A Nicolás Maduro, obstinado imitador de Hugo Chávez, le gusta lanzar insultos y groserías características de ese populismo degradante que pretende acercarse al pueblo utilizando lo más bajo y deprimente de su lenguaje. Los mecanismos sicológicos retorcidos y oscuros que esconde esta conducta gozan de éxito político y mediático. El dictador venezolano ha insultado a muchos presidentes, es un gran insultador. A Nayib Bukele de El Salvador le tildó de traidor y pelele; a Iván Duque de Colombia le calificó de imbécil; al presidente Sánchez de España le dijo muñeco de torta, y pelele; a Enmanuel Macron de Francia, sicario de los intereses de la oligarquía; a Donald Trump, padre de los pelucones. Ahora le ha tocado el turno al presidente ecuatoriano Lenin Moreno a quien le ha endosado duros calificativos. El dictador chavista parece creerse el único genio en un mundo de imbéciles.
Un diario español ha dicho que Maduro es un carnicero y un bufón. Lo de carnicero no es un calificativo cualquiera, se refiere al informe de Naciones Unidas que documenta las muertes, desapariciones, torturas y desplazamientos forzados de cientos de miles de venezolanos que huyen del hambre provocada por Nicolás Maduro y su cuadrilla. No encarna, por tanto, la figura pintoresca del bufón; es un bufón cruel.
Después de haber destruido el país pretende controlar todos los hilos del poder para perpetuarse. Las últimas elecciones parlamentarias han sido desconocidas por la Unión Europea, Estados Unidos y los países latinoamericanos porque no han sido libres y transparentes. Para garantizar la limpieza electoral Maduro ha invitado a figuras como Manuel Zelaya, Evo Morales, Rafael Correa, Fernando Lugo, todos destituidos, desalojados del poder o prófugos de la justicia. Como consecuencia, Maduro tiene ahora tres parlamentos, uno de oposición reconocido por muchos países, otro controlado por el dictador y la Asamblea Constituyente creada para vaciar de facultades al parlamento de oposición.

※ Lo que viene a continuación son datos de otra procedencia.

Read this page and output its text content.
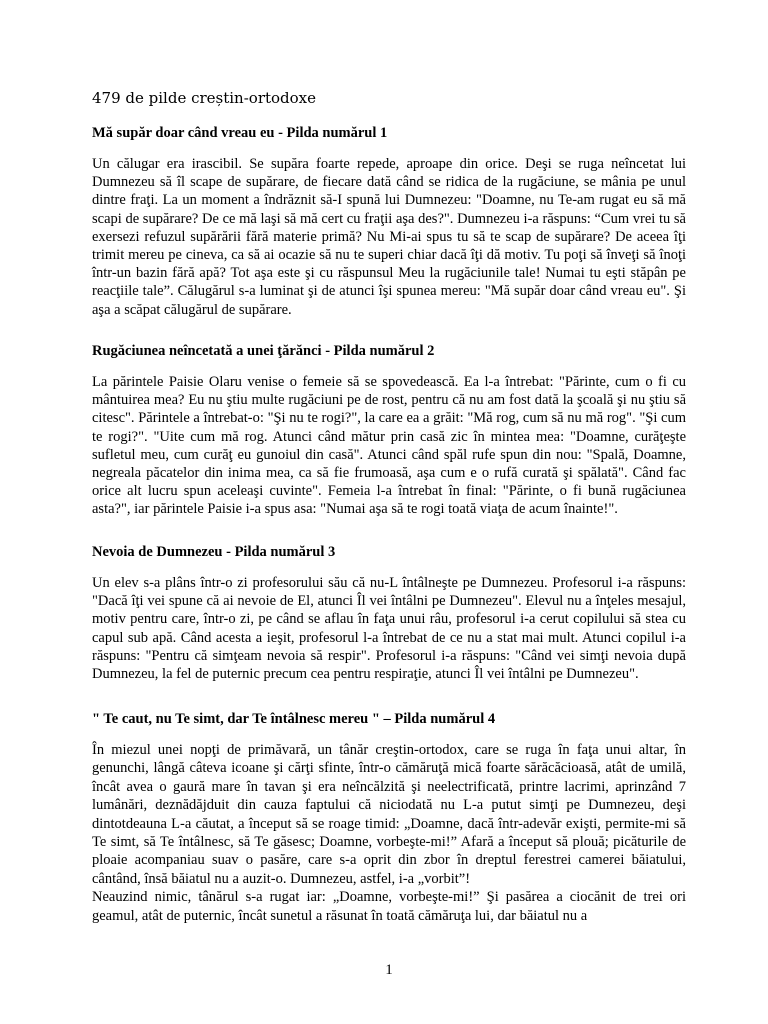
479 de pilde creștin-ortodoxe
Mă supăr doar când vreau eu - Pilda numărul 1

Un călugar era irascibil. Se supăra foarte repede, aproape din orice. Deşi se ruga neîncetat lui Dumnezeu să îl scape de supărare, de fiecare dată când se ridica de la rugăciune, se mânia pe unul dintre fraţi. La un moment a îndrăznit să-I spună lui Dumnezeu: "Doamne, nu Te-am rugat eu să mă scapi de supărare? De ce mă laşi să mă cert cu fraţii aşa des?". Dumnezeu i-a răspuns: “Cum vrei tu să exersezi refuzul supărării fără materie primă? Nu Mi-ai spus tu să te scap de supărare? De aceea îţi trimit mereu pe cineva, ca să ai ocazie să nu te superi chiar dacă îţi dă motiv. Tu poţi să înveţi să înoţi într-un bazin fără apă? Tot aşa este şi cu răspunsul Meu la rugăciunile tale! Numai tu eşti stăpân pe reacţiile tale”. Călugărul s-a luminat şi de atunci îşi spunea mereu: "Mă supăr doar când vreau eu". Şi aşa a scăpat călugărul de supărare.

Rugăciunea neîncetată a unei ţărănci - Pilda numărul 2

La părintele Paisie Olaru venise o femeie să se spovedească. Ea l-a întrebat: "Părinte, cum o fi cu mântuirea mea? Eu nu ştiu multe rugăciuni pe de rost, pentru că nu am fost dată la şcoală şi nu ştiu să citesc". Părintele a întrebat-o: "Şi nu te rogi?", la care ea a grăit: "Mă rog, cum să nu mă rog". "Şi cum te rogi?". "Uite cum mă rog. Atunci când mătur prin casă zic în mintea mea: "Doamne, curăţeşte sufletul meu, cum curăţ eu gunoiul din casă". Atunci când spăl rufe spun din nou: "Spală, Doamne, negreala păcatelor din inima mea, ca să fie frumoasă, aşa cum e o rufă curată şi spălată". Când fac orice alt lucru spun aceleaşi cuvinte". Femeia l-a întrebat în final: "Părinte, o fi bună rugăciunea asta?", iar părintele Paisie i-a spus asa: "Numai aşa să te rogi toată viaţa de acum înainte!".

Nevoia de Dumnezeu - Pilda numărul 3

Un elev s-a plâns într-o zi profesorului său că nu-L întâlneşte pe Dumnezeu. Profesorul i-a răspuns: "Dacă îţi vei spune că ai nevoie de El, atunci Îl vei întâlni pe Dumnezeu". Elevul nu a înţeles mesajul, motiv pentru care, într-o zi, pe când se aflau în faţa unui râu, profesorul i-a cerut copilului să stea cu capul sub apă. Când acesta a ieşit, profesorul l-a întrebat de ce nu a stat mai mult. Atunci copilul i-a răspuns: "Pentru că simţeam nevoia să respir". Profesorul i-a răspuns: "Când vei simţi nevoia după Dumnezeu, la fel de puternic precum cea pentru respiraţie, atunci Îl vei întâlni pe Dumnezeu".

" Te caut, nu Te simt, dar Te întâlnesc mereu " – Pilda numărul 4

În miezul unei nopţi de primăvară, un tânăr creştin-ortodox, care se ruga în faţa unui altar, în genunchi, lângă câteva icoane şi cărţi sfinte, într-o cămăruţă mică foarte sărăcăcioasă, atât de umilă, încât avea o gaură mare în tavan şi era neîncălzită şi neelectrificată, printre lacrimi, aprinzând 7 lumânări, deznădăjduit din cauza faptului că niciodată nu L-a putut simţi pe Dumnezeu, deşi dintotdeauna L-a căutat, a început să se roage timid: „Doamne, dacă într-adevăr exişti, permite-mi să Te simt, să Te întâlnesc, să Te găsesc; Doamne, vorbeşte-mi!” Afară a început să plouă; picăturile de ploaie acompaniau suav o pasăre, care s-a oprit din zbor în dreptul ferestrei camerei băiatului, cântând, însă băiatul nu a auzit-o. Dumnezeu, astfel, i-a „vorbit”!
Neauzind nimic, tânărul s-a rugat iar: „Doamne, vorbeşte-mi!” Şi pasărea a ciocănit de trei ori geamul, atât de puternic, încât sunetul a răsunat în toată cămăruţa lui, dar băiatul nu a

1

No es casual que Maduro sea un insultador, el insulto es una forma de auto legitimación y confesión de falta de razones. Vivimos en la era del espectáculo, no cabe perder el tiempo con las premisas, salta directamente a probar que el adversario no vale nada.
Nuestra historia también está llena de grandes insultadores. El último gran insultador que tuvimos nunca daba argumentos, saltaba enseguida a la descalificación del adversario, el insultador es siempre un autoritario. Alguien que no quiere cumplir los contratos que ha firmado es un autoritario, no respeta a los demás, no respeta la ley y no respeta la justicia. Como ciudadanos deberíamos saber que la única alternativa que tenemos es resolver las discrepancias con argumentos, ofreciendo y aceptando razones, la alternativa es resolver, como los homínidos de Goya, a garrotazos.